The myth is not that rules are written. The myth is that they bind all equally, independent of power. When power converges, rules appear firm. When it fragments, they evaporate. That is not order transcending dominance. It is dominance speaking the language of order.

Power does not remain fixed in one place. If it did, the world might still be governed by Alexander’s successors. Dominance mutates, fragments, consolidates and reappears in altered form. We elevate certain moments as normative and dismiss others as deviations. That is where storytelling enters.

When the question is naked power, emperors rarely appear unclothed. They are draped in institutions, wrapped in charters, adorned with curated procedures. The fabric is called law, consensus, legitimacy. But the tailoring does not change the body beneath. What passes for order is often the emperor’s new clothes.

With cultural power at your command, and an army of historians, intellectuals, artists and storytellers aligned with you, even preference can be elevated into principle. Narratives harden into norms. What serves power is recast as what sustains order.

The restructuring of dominance we witness today is not novel. What is novel is the discomfort of those formed in the previous configuration of power, whose narratives once defined legitimacy and who still retain influence. Their alarm does not invalidate the shift. Power realigns; legitimacy follows.

At such junctures, appeals to emotion multiply. You are told the world will unravel if the old order, conveniently aligned with certain interests, is not preserved. What you are not asked is whether that order preserved yours.

Strip Hegel’s “cunning of reason” of its historicist arc and faith in progression, and what remains is far less elevated. Not the unfolding of Spirit, but calculated self-preservation. Emotive language deployed to disguise strategic interest. That is what is on display here.

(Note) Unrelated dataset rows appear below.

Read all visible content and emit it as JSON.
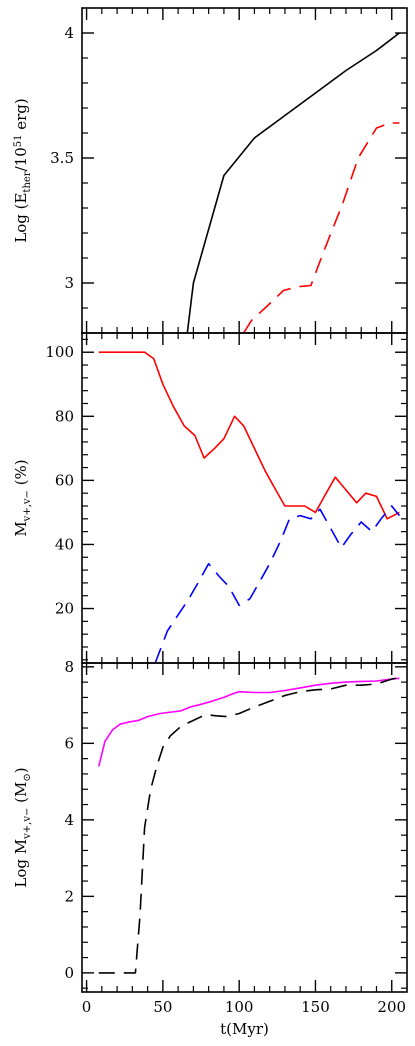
{
  "chart_data": [
    {
      "type": "line",
      "ylabel_parts": [
        "Log (E",
        "ther",
        "/10",
        "51",
        " erg)"
      ],
      "xlim": [
        -3,
        210
      ],
      "ylim": [
        2.8,
        4.1
      ],
      "yticks": [
        3,
        3.5,
        4
      ],
      "ytick_labels": [
        "3",
        "3.5",
        "4"
      ],
      "series": [
        {
          "color": "#000000",
          "dash": "solid",
          "x": [
            66,
            70,
            90,
            110,
            130,
            150,
            170,
            190,
            205
          ],
          "y": [
            2.8,
            3.0,
            3.43,
            3.58,
            3.67,
            3.76,
            3.85,
            3.93,
            4.0
          ]
        },
        {
          "color": "#ff0000",
          "dash": "dashed",
          "x": [
            103,
            108,
            117,
            129,
            138,
            147,
            155,
            168,
            178,
            190,
            199,
            205
          ],
          "y": [
            2.8,
            2.85,
            2.9,
            2.97,
            2.985,
            2.99,
            3.12,
            3.32,
            3.5,
            3.62,
            3.64,
            3.64
          ]
        }
      ]
    },
    {
      "type": "line",
      "ylabel_parts": [
        "M",
        "v+,v−",
        "  (%)"
      ],
      "xlim": [
        -3,
        210
      ],
      "ylim": [
        3,
        106
      ],
      "yticks": [
        20,
        40,
        60,
        80,
        100
      ],
      "ytick_labels": [
        "20",
        "40",
        "60",
        "80",
        "100"
      ],
      "series": [
        {
          "color": "#ff0000",
          "dash": "solid",
          "x": [
            8,
            20,
            30,
            38,
            44,
            50,
            57,
            64,
            71,
            77,
            84,
            90,
            97,
            103,
            110,
            117,
            124,
            130,
            137,
            143,
            150,
            157,
            163,
            170,
            177,
            183,
            190,
            197,
            205
          ],
          "y": [
            100,
            100,
            100,
            100,
            98,
            90,
            83,
            77,
            74,
            67,
            70,
            73,
            80,
            77,
            70,
            63,
            57,
            52,
            52,
            52,
            50,
            56,
            61,
            57,
            53,
            56,
            55,
            48,
            50
          ]
        },
        {
          "color": "#0000ff",
          "dash": "dashed",
          "x": [
            45,
            53,
            60,
            67,
            73,
            80,
            87,
            93,
            100,
            107,
            113,
            120,
            127,
            133,
            140,
            147,
            153,
            160,
            167,
            173,
            180,
            187,
            193,
            200,
            205
          ],
          "y": [
            3,
            13,
            18,
            23,
            28,
            34,
            30,
            27,
            21,
            23,
            28,
            34,
            41,
            48,
            49,
            48,
            51,
            45,
            39,
            43,
            47,
            44,
            48,
            52,
            49
          ]
        }
      ]
    },
    {
      "type": "line",
      "ylabel_parts": [
        "Log M",
        "v+,v−",
        "  (M",
        "⊙",
        ")"
      ],
      "xlabel": "t(Myr)",
      "xlim": [
        -3,
        210
      ],
      "ylim": [
        -0.5,
        8.1
      ],
      "xticks": [
        0,
        50,
        100,
        150,
        200
      ],
      "xtick_labels": [
        "0",
        "50",
        "100",
        "150",
        "200"
      ],
      "yticks": [
        0,
        2,
        4,
        6,
        8
      ],
      "ytick_labels": [
        "0",
        "2",
        "4",
        "6",
        "8"
      ],
      "series": [
        {
          "color": "#ff00ff",
          "dash": "solid",
          "x": [
            8,
            12,
            17,
            22,
            28,
            34,
            40,
            48,
            56,
            62,
            68,
            75,
            82,
            90,
            96,
            100,
            110,
            120,
            130,
            140,
            150,
            160,
            170,
            180,
            190,
            200,
            205
          ],
          "y": [
            5.4,
            6.05,
            6.35,
            6.5,
            6.56,
            6.6,
            6.7,
            6.78,
            6.82,
            6.85,
            6.95,
            7.02,
            7.1,
            7.2,
            7.3,
            7.35,
            7.33,
            7.33,
            7.38,
            7.45,
            7.52,
            7.57,
            7.6,
            7.62,
            7.63,
            7.68,
            7.7
          ]
        },
        {
          "color": "#000000",
          "dash": "dashed",
          "x": [
            8,
            20,
            32,
            35,
            38,
            42,
            46,
            50,
            55,
            62,
            70,
            78,
            85,
            92,
            100,
            110,
            120,
            130,
            140,
            150,
            160,
            170,
            180,
            190,
            200,
            205
          ],
          "y": [
            0,
            0,
            0,
            1.5,
            3.8,
            4.8,
            5.4,
            5.9,
            6.2,
            6.45,
            6.6,
            6.75,
            6.72,
            6.7,
            6.78,
            6.95,
            7.1,
            7.25,
            7.35,
            7.4,
            7.42,
            7.52,
            7.52,
            7.55,
            7.68,
            7.72
          ]
        }
      ]
    }
  ]
}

In recent days, resuscitated stories about Jeffrey Epstein have resurfaced. The details are disturbing, and the media ensures attention remains fixed on the lurid elements. Spectacle is a diversion. When scandal dominates, deeper questions about networks of influence recede.

To believe Epstein’s proximity to wealth and authority was explained solely by depravity, or alternatively by espionage intrigue, simplifies what was clearly a dense ecosystem of elites. Powerful individuals gather because proximity to power consolidates influence.

Scandal satisfies outrage. It does not explain structural cohesion. The urgent question is not the pathology of one man, but the architecture that allowed access and durability. That architecture is about power preserving itself.

Abuse of children is not confined to a single scandal or geography. It occurs in private homes and public institutions. For two years, children in Gaza have lived under bombardment. In the United Kingdom, grooming gang cases have been an embarrassment and a source of shame for my diaspora and the system there. In India, Dalit children endure structural abuse that rarely commands sustained outrage.

The question is not whether these horrors are comparable. Each stands on its own moral weight. The question is why some become global obsessions while others fade into background noise.

Who shapes the hierarchy of outrage? The storyteller or your own observation? Selective amplification preserves the image of moral consistency without confronting the full distribution of suffering. And it spares you the uncomfortable question: where is the rules-based world order when all of this happens?

In short, beware of two assertions. First, that the old order served your interests more faithfully than whatever replaces it. Second, that the present turbulence is merely the whim of one leader or one faction. Structural shifts reflect realignments that rarely reverse themselves.

When President Biden succeeded President Trump after his first term, many expected rupture. What followed, in most strategic domains, was continuity with adjustment at the margins. Personalities change; power structures endure.

The lesson is neither comforting nor dramatic. You are on your own, as societies have always been. And if rules exist, they will be rewritten by those who command the prevailing balance of power. Order does not disappear. It is replaced.

There is no vacuum where order collapses. There is only a transfer of gravity.